Le navi di organizzazioni umanitarie che conducono un’attività sistematica di ricerca e soccorso di persone in mare possono essere sottoposte a controlli da parte dello Stato di approdo, ma quest’ultimo può adottare provvedimenti di fermo soltanto in caso di evidente pericolo per la sicurezza, la salute o l’ambiente, tutte circostanze che vanno provate dallo Stato che adotta il provvedimento. Lo ha stabilito la Corte di giustizia dell’Unione europea pronunciandosi sul caso delle due navi Sea Watch 3 e Sea Watch 4 oggetto di fermo ai porti di Palermo e di Porto Empedocle nell’estate del 2020.

Per prendere tale provvedimento, le autorità italiane avrebbero dovuto dimostrare, “in maniera concreta e circostanziata, l’esistenza di indizi seri di un pericolo per la salute, la sicurezza, le condizioni di lavoro a bordo o l’ambiente”. In ogni caso, “spetta al giudice del rinvio verificare il rispetto di tali prescrizioni”, ha aggiunto la Corte.

Le due navi furono oggetto di ispezioni da parte delle capitanerie di porto, con la motivazione che non erano certificate per l’attività di ricerca e soccorso in mare e avevano imbarcato un numero di persone ampiamente superiore a quello autorizzato. Inoltre le autorità portuali affermarono l’esistenza di carenze tecniche e operative che comportavano un evidente pericolo per la sicurezza, la salute o l’ambiente che richiedevano il fermo delle navi.

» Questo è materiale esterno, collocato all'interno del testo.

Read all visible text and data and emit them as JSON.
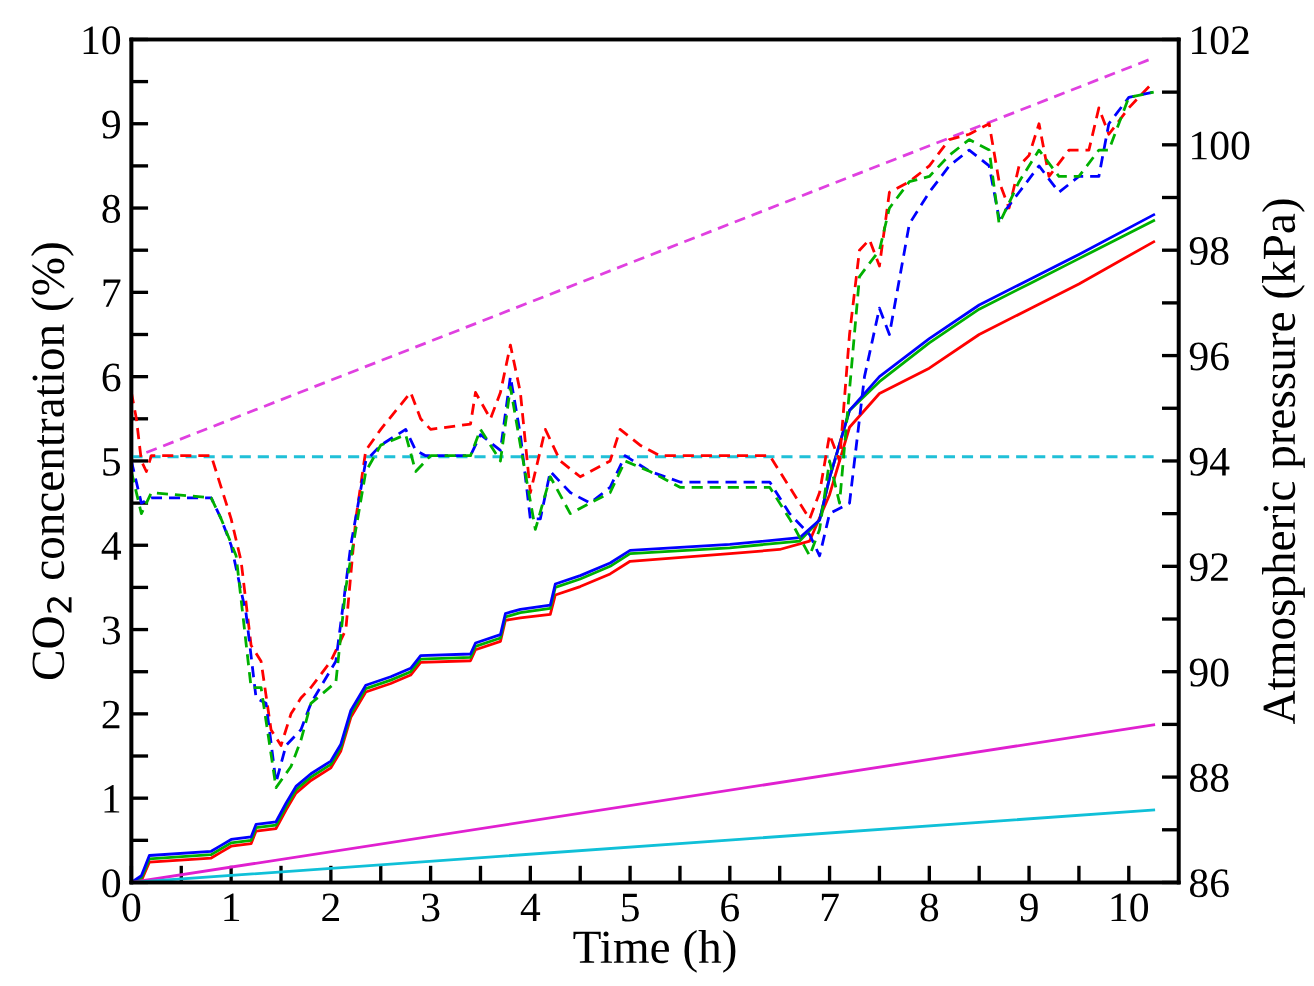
{
  "chart_data": {
    "type": "line",
    "xlabel": "Time (h)",
    "ylabel": "CO$_{2}$ concentration (%)",
    "y2label": "Atmospheric pressure (kPa)",
    "xlim": [
      0,
      10.5
    ],
    "ylim": [
      0,
      10
    ],
    "y2lim": [
      86,
      102
    ],
    "xticks": [
      0,
      {
        "value": 0.5,
        "label": null
      },
      1,
      {
        "value": 1.5,
        "label": null
      },
      2,
      {
        "value": 2.5,
        "label": null
      },
      3,
      {
        "value": 3.5,
        "label": null
      },
      4,
      {
        "value": 4.5,
        "label": null
      },
      5,
      {
        "value": 5.5,
        "label": null
      },
      6,
      {
        "value": 6.5,
        "label": null
      },
      7,
      {
        "value": 7.5,
        "label": null
      },
      8,
      {
        "value": 8.5,
        "label": null
      },
      9,
      {
        "value": 9.5,
        "label": null
      },
      10
    ],
    "yticks": [
      0,
      {
        "value": 0.5,
        "label": null
      },
      1,
      {
        "value": 1.5,
        "label": null
      },
      2,
      {
        "value": 2.5,
        "label": null
      },
      3,
      {
        "value": 3.5,
        "label": null
      },
      4,
      {
        "value": 4.5,
        "label": null
      },
      5,
      {
        "value": 5.5,
        "label": null
      },
      6,
      {
        "value": 6.5,
        "label": null
      },
      7,
      {
        "value": 7.5,
        "label": null
      },
      8,
      {
        "value": 8.5,
        "label": null
      },
      9,
      {
        "value": 9.5,
        "label": null
      },
      10
    ],
    "y2ticks": [
      86,
      {
        "value": 87,
        "label": null
      },
      88,
      {
        "value": 89,
        "label": null
      },
      90,
      {
        "value": 91,
        "label": null
      },
      92,
      {
        "value": 93,
        "label": null
      },
      94,
      {
        "value": 95,
        "label": null
      },
      96,
      {
        "value": 97,
        "label": null
      },
      98,
      {
        "value": 99,
        "label": null
      },
      100,
      {
        "value": 101,
        "label": null
      },
      102
    ],
    "grid": false,
    "legend": false,
    "marker": "none",
    "series": [
      {
        "color": "#ff0000",
        "line_style": "solid",
        "x": [
          0,
          0.1,
          0.18,
          0.8,
          0.9,
          1.0,
          1.2,
          1.25,
          1.45,
          1.55,
          1.65,
          1.8,
          2.0,
          2.1,
          2.2,
          2.35,
          2.6,
          2.8,
          2.9,
          3.4,
          3.45,
          3.7,
          3.75,
          3.9,
          4.2,
          4.25,
          4.5,
          4.8,
          5.0,
          6.0,
          6.5,
          6.8,
          7.0,
          7.2,
          7.5,
          8.0,
          8.5,
          9.0,
          9.5,
          10.25
        ],
        "values": [
          0,
          0.02,
          0.24,
          0.29,
          0.36,
          0.43,
          0.46,
          0.61,
          0.64,
          0.86,
          1.06,
          1.21,
          1.36,
          1.56,
          1.96,
          2.26,
          2.36,
          2.46,
          2.61,
          2.63,
          2.76,
          2.86,
          3.11,
          3.14,
          3.18,
          3.41,
          3.51,
          3.66,
          3.81,
          3.9,
          3.95,
          4.05,
          4.6,
          5.4,
          5.8,
          6.1,
          6.5,
          6.8,
          7.1,
          7.6
        ]
      },
      {
        "color": "#00b000",
        "line_style": "solid",
        "x": [
          0,
          0.1,
          0.18,
          0.8,
          0.9,
          1.0,
          1.2,
          1.25,
          1.45,
          1.55,
          1.65,
          1.8,
          2.0,
          2.1,
          2.2,
          2.35,
          2.6,
          2.8,
          2.9,
          3.4,
          3.45,
          3.7,
          3.75,
          3.9,
          4.2,
          4.25,
          4.5,
          4.8,
          5.0,
          6.0,
          6.7,
          6.9,
          7.0,
          7.2,
          7.5,
          8.0,
          8.5,
          9.0,
          9.5,
          10.25
        ],
        "values": [
          0,
          0.05,
          0.28,
          0.33,
          0.4,
          0.47,
          0.5,
          0.65,
          0.68,
          0.9,
          1.1,
          1.25,
          1.4,
          1.6,
          2.0,
          2.3,
          2.4,
          2.5,
          2.65,
          2.67,
          2.8,
          2.9,
          3.15,
          3.2,
          3.25,
          3.5,
          3.6,
          3.75,
          3.9,
          3.97,
          4.05,
          4.3,
          4.8,
          5.6,
          5.94,
          6.4,
          6.8,
          7.1,
          7.4,
          7.85
        ]
      },
      {
        "color": "#0000ff",
        "line_style": "solid",
        "x": [
          0,
          0.1,
          0.18,
          0.8,
          0.9,
          1.0,
          1.2,
          1.25,
          1.45,
          1.55,
          1.65,
          1.8,
          2.0,
          2.1,
          2.2,
          2.35,
          2.6,
          2.8,
          2.9,
          3.4,
          3.45,
          3.7,
          3.75,
          3.9,
          4.2,
          4.25,
          4.5,
          4.8,
          5.0,
          6.0,
          6.7,
          6.9,
          7.0,
          7.2,
          7.5,
          8.0,
          8.5,
          9.0,
          9.5,
          10.25
        ],
        "values": [
          0,
          0.08,
          0.32,
          0.37,
          0.44,
          0.51,
          0.54,
          0.69,
          0.72,
          0.94,
          1.14,
          1.29,
          1.44,
          1.64,
          2.04,
          2.34,
          2.44,
          2.54,
          2.69,
          2.71,
          2.84,
          2.94,
          3.19,
          3.24,
          3.29,
          3.54,
          3.64,
          3.79,
          3.94,
          4.01,
          4.09,
          4.3,
          4.8,
          5.6,
          6.0,
          6.45,
          6.85,
          7.15,
          7.45,
          7.92
        ]
      },
      {
        "color": "#e020d0",
        "line_style": "solid",
        "x": [
          0,
          10.25
        ],
        "values": [
          0,
          1.87
        ]
      },
      {
        "color": "#10c0d8",
        "line_style": "solid",
        "x": [
          0,
          10.25
        ],
        "values": [
          0,
          0.86
        ]
      },
      {
        "color": "#e040e0",
        "line_style": "dashed",
        "axis": "y2",
        "x": [
          0.15,
          10.25
        ],
        "values": [
          94.16,
          101.65
        ]
      },
      {
        "color": "#20c0d8",
        "line_style": "dashed",
        "axis": "y2",
        "x": [
          0,
          10.25
        ],
        "values": [
          94.08,
          94.08
        ]
      },
      {
        "color": "#ff0000",
        "line_style": "dashed",
        "axis": "y2",
        "x": [
          0,
          0.05,
          0.1,
          0.15,
          0.2,
          0.8,
          0.9,
          1.0,
          1.1,
          1.2,
          1.3,
          1.4,
          1.5,
          1.6,
          1.7,
          1.8,
          2.0,
          2.15,
          2.25,
          2.35,
          2.5,
          2.8,
          2.9,
          3.0,
          3.4,
          3.45,
          3.6,
          3.7,
          3.8,
          3.9,
          4.0,
          4.15,
          4.3,
          4.5,
          4.8,
          4.9,
          5.1,
          5.3,
          6.4,
          6.6,
          6.8,
          6.9,
          7.0,
          7.1,
          7.2,
          7.3,
          7.4,
          7.5,
          7.6,
          7.8,
          8.0,
          8.2,
          8.4,
          8.6,
          8.7,
          8.8,
          8.9,
          9.0,
          9.1,
          9.2,
          9.4,
          9.6,
          9.7,
          9.8,
          10.0,
          10.25
        ],
        "values": [
          95.3,
          94.8,
          94.0,
          93.8,
          94.1,
          94.1,
          93.5,
          92.9,
          92.1,
          90.5,
          90.2,
          88.9,
          88.6,
          89.2,
          89.5,
          89.7,
          90.2,
          90.8,
          92.9,
          94.2,
          94.6,
          95.3,
          94.8,
          94.6,
          94.7,
          95.3,
          94.8,
          95.3,
          96.2,
          95.3,
          93.4,
          94.6,
          94.0,
          93.7,
          94.0,
          94.6,
          94.3,
          94.1,
          94.1,
          93.5,
          92.9,
          93.4,
          94.5,
          94.0,
          96.4,
          98.0,
          98.2,
          97.7,
          99.1,
          99.3,
          99.6,
          100.1,
          100.2,
          100.4,
          99.3,
          98.8,
          99.6,
          99.8,
          100.4,
          99.4,
          99.9,
          99.9,
          100.7,
          100.2,
          100.7,
          101.2
        ]
      },
      {
        "color": "#0000ff",
        "line_style": "dashed",
        "axis": "y2",
        "x": [
          0,
          0.1,
          0.2,
          0.8,
          0.9,
          1.0,
          1.15,
          1.25,
          1.35,
          1.45,
          1.55,
          1.7,
          1.8,
          2.05,
          2.2,
          2.35,
          2.5,
          2.75,
          2.85,
          2.95,
          3.4,
          3.5,
          3.7,
          3.8,
          3.9,
          4.0,
          4.1,
          4.2,
          4.4,
          4.6,
          4.8,
          4.95,
          5.2,
          5.5,
          6.4,
          6.6,
          6.8,
          6.9,
          7.0,
          7.2,
          7.35,
          7.5,
          7.6,
          7.8,
          8.0,
          8.2,
          8.4,
          8.6,
          8.7,
          8.9,
          9.1,
          9.3,
          9.5,
          9.7,
          9.8,
          10.0,
          10.25
        ],
        "values": [
          94.0,
          93.2,
          93.3,
          93.3,
          92.9,
          92.4,
          91.1,
          89.5,
          89.4,
          87.9,
          88.6,
          88.9,
          89.4,
          90.2,
          92.4,
          94.0,
          94.3,
          94.6,
          94.2,
          94.1,
          94.1,
          94.5,
          94.2,
          95.6,
          94.5,
          92.9,
          92.9,
          93.8,
          93.4,
          93.2,
          93.5,
          94.1,
          93.8,
          93.6,
          93.6,
          93.0,
          92.6,
          92.2,
          93.0,
          93.2,
          95.6,
          96.9,
          96.4,
          98.5,
          99.1,
          99.6,
          99.9,
          99.6,
          98.6,
          99.1,
          99.6,
          99.1,
          99.4,
          99.4,
          100.4,
          100.9,
          101.0
        ]
      },
      {
        "color": "#00b000",
        "line_style": "dashed",
        "axis": "y2",
        "x": [
          0,
          0.1,
          0.2,
          0.8,
          0.9,
          1.05,
          1.2,
          1.3,
          1.45,
          1.6,
          1.7,
          1.8,
          2.05,
          2.15,
          2.35,
          2.5,
          2.75,
          2.85,
          3.0,
          3.4,
          3.5,
          3.7,
          3.8,
          3.9,
          4.05,
          4.2,
          4.4,
          4.6,
          4.8,
          4.95,
          5.2,
          5.5,
          6.4,
          6.6,
          6.8,
          6.9,
          7.0,
          7.1,
          7.3,
          7.5,
          7.6,
          7.8,
          8.0,
          8.2,
          8.4,
          8.6,
          8.7,
          8.9,
          9.1,
          9.3,
          9.5,
          9.7,
          9.8,
          10.0,
          10.25
        ],
        "values": [
          93.8,
          93.0,
          93.4,
          93.3,
          92.9,
          92.2,
          89.7,
          89.7,
          87.8,
          88.2,
          88.7,
          89.4,
          89.8,
          91.6,
          93.8,
          94.3,
          94.5,
          93.8,
          94.1,
          94.1,
          94.6,
          94.0,
          95.4,
          94.3,
          92.7,
          93.7,
          93.0,
          93.2,
          93.4,
          94.0,
          93.8,
          93.5,
          93.5,
          92.9,
          92.2,
          92.7,
          94.0,
          93.2,
          97.5,
          98.0,
          98.8,
          99.3,
          99.4,
          99.8,
          100.1,
          99.9,
          98.5,
          99.3,
          99.9,
          99.4,
          99.4,
          99.9,
          99.9,
          100.9,
          101.0
        ]
      }
    ]
  }
}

La Sea Watch fece ricorso al Tar Sicilia per l’annullamento dei provvedimenti, sostenendo che le capitanerie avrebbero violato i poteri di cui dispongono le autorità dello Stato di approdo. Il Tar, a sua volta, si rivolse alla Corte, che, riunita in Grande Sezione, ha ribadito l’importanza, anche nell’applicazione della direttiva 2009/16 sui controlli nei porti, gli Stati membri “sono tenuti a rispettare…la convenzione sul diritto del mare e la convenzione per la salvaguardia della vita umana in mare”. “La prima sancisce, in particolare, l’obbligo fondamentale di prestare soccorso alle persone in pericolo o in difficoltà in mare. La seconda dispone – spiega la Corte – che le persone che si trovano, a seguito di un’operazione di soccorso in mare, a bordo di una nave, compresa una nave gestita da un’organizzazione umanitaria quale la Sea Watch, non devono essere computate in sede di verifica del rispetto delle norme di sicurezza in mare. Il numero di persone a bordo, anche ampiamente superiore a quello autorizzato, non può dunque costituire, di per sé solo, una ragione che giustifichi un controllo”.

Una volta che una nave umanitaria abbia completato lo sbarco o il trasbordo di tali persone in un porto, lo Stato di approdo “può sottoporla a un’ispezione diretta a controllare il rispetto delle norme di sicurezza in mare. A tal fine, occorre però che tale Stato dimostri, in maniera concreta e circostanziata, l’esistenza di indizi seri di un pericolo per la salute, la sicurezza, le condizioni di lavoro a bordo o l’ambiente”. Quanto all’estensione dei poteri dello Stato di approdo, la Corte rileva che “quest’ultimo ha diritto, per dimostrare l’esistenza di indizi seri di un pericolo, di tenere conto del fatto che navi classificate e certificate come navi da carico da parte dello Stato di bandiera sono, in pratica, utilizzate per un’attività sistematica di ricerca e soccorso di persone. Per contro, lo Stato di approdo non può imporre che venga provato che tali navi dispongono di certificati diversi da quelli rilasciati dallo Stato di bandiera o che esse rispettano tutte le prescrizioni applicabili a una diversa classificazione. Peraltro, nel caso in cui l’ispezione riveli l’esistenza di carenze, lo Stato di approdo può adottare le azioni correttive che ritenga necessarie. Tuttavia, queste ultime devono, in ogni caso, essere adeguate, necessarie e proporzionate. Lo Stato di approdo non può poi subordinare la revoca del fermo di una nave alla condizione che tale nave disponga di certificati diversi da quelli rilasciati dallo Stato di bandiera”.